British Airways this week apologised to a passenger whose luggage was daubed with Nazi graffiti apparently while in transit.
Emma Pelta, 29, a member of Loughton Synagogue in Essex, flew from London Gatwick to Orlando, Florida, last December.
But it was not until she arrived at her boyfriend’s home in Florida, she says, that she realised her bags were marked with a large swastika and the initials NF (assumed to stand for National Front).
She has spent the past five months requesting an apology from the airline, calling them more than 20 times.
It was not until the JC contacted BA this week that a member of their customer-service team phoned Ms Pelta to apologise and offer a £150 flight voucher. BA also promised to send flowers and a letter of apology.
“It’s been a long time coming,” said Ms Pelta, a medical representative who gave up her job to go to Florida.
“They should have apologised earlier. I don’t think they necessarily understand the seriousness of seeing a swastika and NF initials on my bag.
“To me, it is a big deal, and I am completely offended beyond words with what I saw. I told them I still want to receive an actual letter of apology.
“On behalf of the Jewish community, I want to know that this is going to be investigated properly with steps being taken to ensure the safety of the community and that something like this does not happen again while bags are in their care.”
Ms Pelta first contacted the airline from Florida on the day she realised that her bags had been marked.

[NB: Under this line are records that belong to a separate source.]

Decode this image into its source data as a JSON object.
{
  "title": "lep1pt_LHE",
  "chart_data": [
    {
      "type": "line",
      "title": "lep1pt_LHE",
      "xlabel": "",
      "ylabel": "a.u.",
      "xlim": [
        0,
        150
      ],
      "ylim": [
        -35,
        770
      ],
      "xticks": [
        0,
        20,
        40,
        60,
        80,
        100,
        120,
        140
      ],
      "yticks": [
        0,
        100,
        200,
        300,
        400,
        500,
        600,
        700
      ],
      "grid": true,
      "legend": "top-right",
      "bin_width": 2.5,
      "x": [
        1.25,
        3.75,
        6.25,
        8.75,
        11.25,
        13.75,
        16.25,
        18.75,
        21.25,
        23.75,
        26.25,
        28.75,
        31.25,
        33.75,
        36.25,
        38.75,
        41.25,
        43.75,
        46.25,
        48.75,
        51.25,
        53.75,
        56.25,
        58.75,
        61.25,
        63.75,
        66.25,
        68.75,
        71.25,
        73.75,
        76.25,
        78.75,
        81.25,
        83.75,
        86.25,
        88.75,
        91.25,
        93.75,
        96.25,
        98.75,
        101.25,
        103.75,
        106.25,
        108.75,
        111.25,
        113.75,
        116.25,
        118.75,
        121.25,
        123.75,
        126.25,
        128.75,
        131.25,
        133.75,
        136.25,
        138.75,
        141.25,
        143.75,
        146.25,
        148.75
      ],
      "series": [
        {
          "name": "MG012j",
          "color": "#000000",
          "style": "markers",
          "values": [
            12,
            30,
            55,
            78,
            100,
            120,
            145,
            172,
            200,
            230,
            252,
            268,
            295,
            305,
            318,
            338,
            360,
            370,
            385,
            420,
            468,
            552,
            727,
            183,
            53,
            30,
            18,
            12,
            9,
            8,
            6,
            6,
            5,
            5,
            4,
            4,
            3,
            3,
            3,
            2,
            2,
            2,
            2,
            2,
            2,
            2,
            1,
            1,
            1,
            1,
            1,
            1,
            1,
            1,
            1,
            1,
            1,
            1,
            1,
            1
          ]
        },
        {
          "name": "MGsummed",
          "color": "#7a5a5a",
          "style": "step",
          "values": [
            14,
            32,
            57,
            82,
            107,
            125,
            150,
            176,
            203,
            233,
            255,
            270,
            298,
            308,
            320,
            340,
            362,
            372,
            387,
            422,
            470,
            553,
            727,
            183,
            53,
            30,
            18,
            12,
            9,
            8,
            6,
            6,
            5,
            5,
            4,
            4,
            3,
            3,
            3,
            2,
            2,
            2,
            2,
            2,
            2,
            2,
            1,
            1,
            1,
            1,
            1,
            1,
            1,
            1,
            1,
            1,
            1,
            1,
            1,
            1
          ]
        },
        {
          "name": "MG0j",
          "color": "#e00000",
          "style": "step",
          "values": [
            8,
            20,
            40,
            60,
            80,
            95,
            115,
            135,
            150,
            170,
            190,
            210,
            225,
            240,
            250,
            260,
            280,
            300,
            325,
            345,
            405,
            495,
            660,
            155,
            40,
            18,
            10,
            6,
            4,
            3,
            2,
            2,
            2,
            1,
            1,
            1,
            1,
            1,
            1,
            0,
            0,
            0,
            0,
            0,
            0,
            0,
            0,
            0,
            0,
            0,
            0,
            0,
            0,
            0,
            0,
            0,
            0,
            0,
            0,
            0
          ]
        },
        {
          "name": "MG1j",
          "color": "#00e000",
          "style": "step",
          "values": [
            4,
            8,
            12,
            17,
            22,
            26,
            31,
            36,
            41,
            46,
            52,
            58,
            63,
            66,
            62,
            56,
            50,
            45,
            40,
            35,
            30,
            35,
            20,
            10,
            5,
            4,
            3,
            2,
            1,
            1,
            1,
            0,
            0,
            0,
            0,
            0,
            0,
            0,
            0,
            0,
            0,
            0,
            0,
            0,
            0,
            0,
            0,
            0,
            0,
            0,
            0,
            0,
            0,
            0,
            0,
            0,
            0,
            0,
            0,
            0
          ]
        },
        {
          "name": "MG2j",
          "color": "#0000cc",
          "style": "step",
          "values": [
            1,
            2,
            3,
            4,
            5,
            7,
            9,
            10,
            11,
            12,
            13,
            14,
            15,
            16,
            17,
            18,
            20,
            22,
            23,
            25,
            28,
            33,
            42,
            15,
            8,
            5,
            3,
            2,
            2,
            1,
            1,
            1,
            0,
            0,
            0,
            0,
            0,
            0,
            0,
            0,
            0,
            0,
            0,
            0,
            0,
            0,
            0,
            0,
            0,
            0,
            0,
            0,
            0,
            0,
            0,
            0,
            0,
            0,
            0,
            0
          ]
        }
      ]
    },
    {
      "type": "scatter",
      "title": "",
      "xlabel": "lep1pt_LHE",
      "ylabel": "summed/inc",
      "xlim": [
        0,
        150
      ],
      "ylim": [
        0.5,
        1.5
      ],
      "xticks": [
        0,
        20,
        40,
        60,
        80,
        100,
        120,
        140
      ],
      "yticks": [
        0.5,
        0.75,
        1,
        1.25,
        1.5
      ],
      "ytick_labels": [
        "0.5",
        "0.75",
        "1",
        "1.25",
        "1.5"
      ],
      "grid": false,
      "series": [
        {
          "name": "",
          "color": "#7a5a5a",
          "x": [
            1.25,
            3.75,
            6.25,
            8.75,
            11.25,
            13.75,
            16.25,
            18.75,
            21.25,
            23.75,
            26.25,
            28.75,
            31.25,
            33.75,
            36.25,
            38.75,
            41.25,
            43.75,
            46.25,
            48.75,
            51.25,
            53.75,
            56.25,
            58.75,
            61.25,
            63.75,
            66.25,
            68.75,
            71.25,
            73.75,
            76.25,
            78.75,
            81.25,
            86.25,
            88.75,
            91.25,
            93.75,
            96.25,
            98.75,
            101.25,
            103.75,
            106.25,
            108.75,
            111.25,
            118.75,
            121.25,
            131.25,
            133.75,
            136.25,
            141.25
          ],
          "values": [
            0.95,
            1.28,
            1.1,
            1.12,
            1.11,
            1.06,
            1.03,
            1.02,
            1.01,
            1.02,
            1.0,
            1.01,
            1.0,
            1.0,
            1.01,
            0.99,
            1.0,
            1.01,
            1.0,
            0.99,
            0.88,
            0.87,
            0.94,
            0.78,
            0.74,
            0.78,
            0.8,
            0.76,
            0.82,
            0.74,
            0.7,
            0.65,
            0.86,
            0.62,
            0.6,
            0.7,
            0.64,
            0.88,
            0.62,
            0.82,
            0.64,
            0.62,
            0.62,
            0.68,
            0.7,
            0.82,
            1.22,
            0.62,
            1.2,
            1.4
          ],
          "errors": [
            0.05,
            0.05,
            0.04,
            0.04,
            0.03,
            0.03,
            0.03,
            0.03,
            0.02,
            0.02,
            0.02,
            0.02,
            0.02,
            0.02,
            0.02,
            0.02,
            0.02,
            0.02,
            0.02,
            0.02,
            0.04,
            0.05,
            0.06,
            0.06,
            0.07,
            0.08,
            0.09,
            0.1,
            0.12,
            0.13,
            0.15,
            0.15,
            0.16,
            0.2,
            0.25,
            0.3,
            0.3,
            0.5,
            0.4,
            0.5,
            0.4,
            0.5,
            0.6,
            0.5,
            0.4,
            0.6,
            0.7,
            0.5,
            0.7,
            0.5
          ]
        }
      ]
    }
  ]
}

“I told them that I wanted a letter of apology and some sort of compensation for my bag.”
She received a $160 cheque (£80) to pay for the damage to her bag, but was told that the matter needed to be dealt with in the UK.
When she returned to London in March, she contacted BA again, only to receive a letter written on behalf of Heathrow Terminal 5 apologising for any baggage problems.
“I mean, I flew from Gatwick. Were they having a laugh?”
She said that, despite the vouchers, she would be reluctant to fly with BA again.
A BA spokesperson said: “We have apologised profusely to Ms Pelta and offered her a discount on future travel. We are sorry that she did not get called earlier and are also very sorry for any distress that has been caused.”
Though the airline said it was “concerned” about “how this bag may have been damaged and drawn on”, it refused to comment further on any internal inquiry as to the circumstances.
Ms Pelta is flying back to Florida next month. This time she is flying Virgin.